Wayland ? fit-il. Ce n'est pas mon nom, tu le sais bien.

   Pas plus que celui de Morgenstern.

Sébastien se pencha vers Jace et il sentit la pointe de la dague lui transpercer la peau. Une douleur fulgurante se propagea dans tout son corps. Sébastien, le visage tout près du sien, poursuivit dans un murmure :

Tu t'es vraiment pris pour le fils de Valentin ? Tu croyais qu'une pauvre chose pleurnicharde comme toi méritait d'être un Morgenstern ?

D'un mouvement de tête, il repoussa ses mèches blondes poissées de sueur et de boue.

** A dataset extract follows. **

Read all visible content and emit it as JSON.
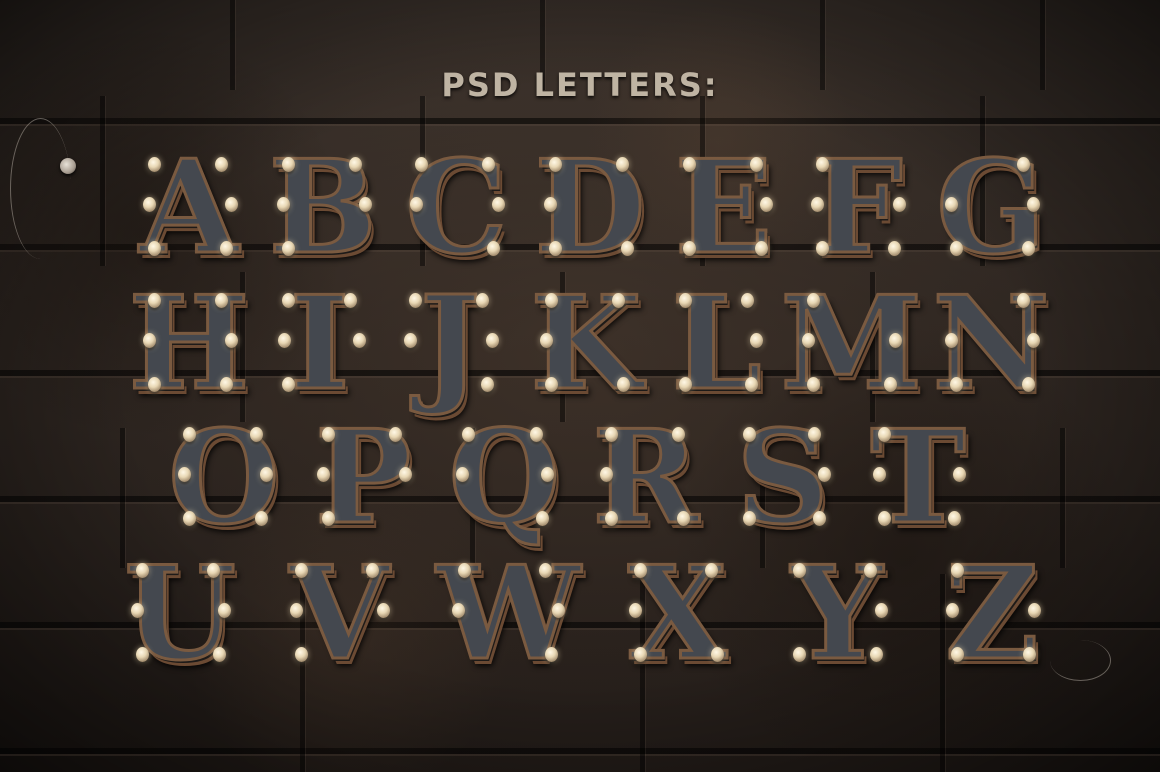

Tu es un orphelin. Mon père a mutilé le corps d'une femme pour t'arracher à ses entrailles. Il a tenté de t'élever comme son fils, mais tu étais trop faible pour lui être d'un quelconque usage. Tu n'aurais jamais pu devenir un guerrier. Comme tu n'étais bon à rien, il t'a abandonné aux Lightwood dans l'espoir qu'un jour, peut-être, tu lui servirais d'appât. Il ne t'a jamais aimé.

   Alors toi, tu...

Moi, je suis le fils de Valentin. Jonathan Christopher Morgenstern. Tu n'as aucun droit sur ce nom. Tu es un fantôme. Un imposteur.

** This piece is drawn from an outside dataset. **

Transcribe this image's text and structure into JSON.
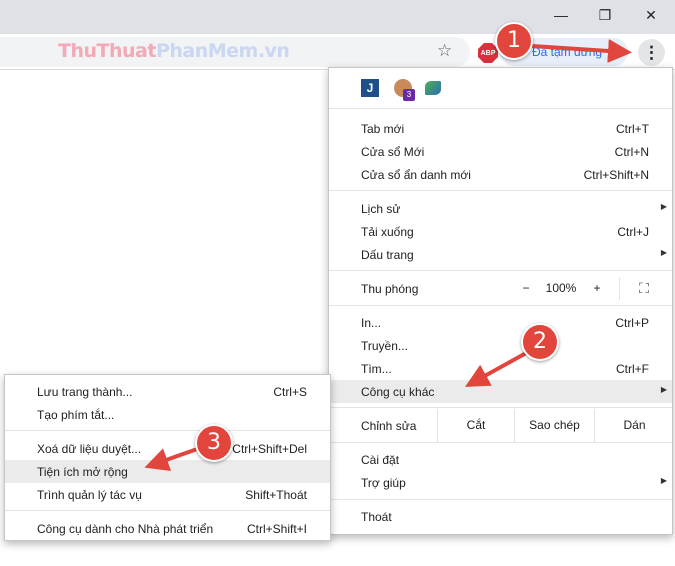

Les yeux noirs de Sébastien luisaient comme la carapace d'un insecte et, soudain, Jace entendit, comme dans un rêve, la voix de sa prétendue mère : « Jonathan n'est plus un être humain ; c'est un monstre.

C'est toi qui as du sang de démon dans les veines, hoqueta-t-il.

   C'est exact.

La dague s'enfonça encore d'un millimètre dans la chair de Jace. Le sourire de Sébastien avait laissé place à un rictus féroce.

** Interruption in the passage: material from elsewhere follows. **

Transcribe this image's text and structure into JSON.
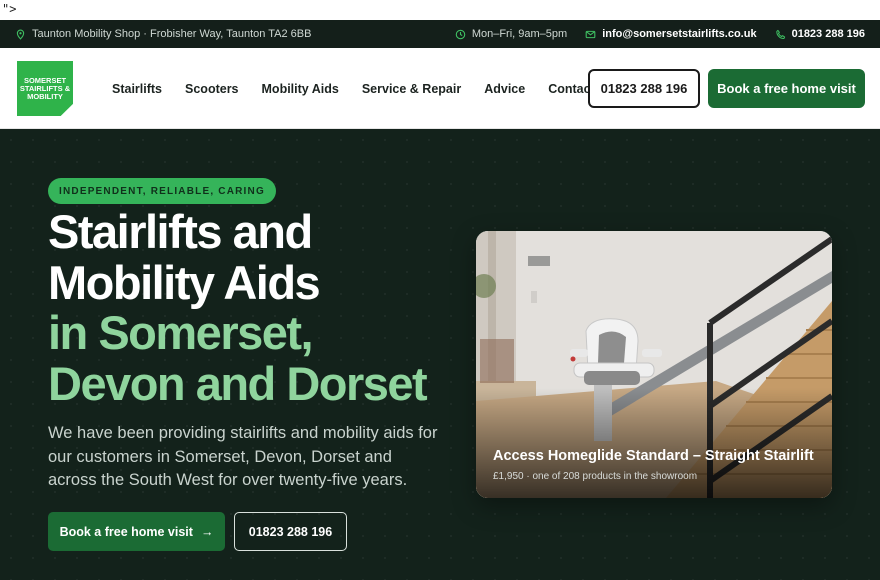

Et toi, tu es l'ange blond. Qu'est-ce que je n'ai pas entendu sur ton compte ? Toi et ton joli minois, tes jolies manières et ta sensibilité ! Tu ne pouvais même pas voir un oiseau mort sans te mettre à pleurer. Pas étonnant que Valentin ait eu honte de toi.

Jace en oublia la douleur.

C'est toi qui le déshonores. Tu t'imagines peut-être qu'il n'a pas voulu t'emmener au lac avec lui parce qu'il fallait quelqu'un pour ouvrir la porte à minuit ? Comme s'il n'avait pas prévu que tu ne pourrais pas attendre ! S'il n'a pas voulu que tu l'accompagnes, c'est parce qu'il a honte de se présenter devant l'Ange avec la créature qu'il a conçue. Toi.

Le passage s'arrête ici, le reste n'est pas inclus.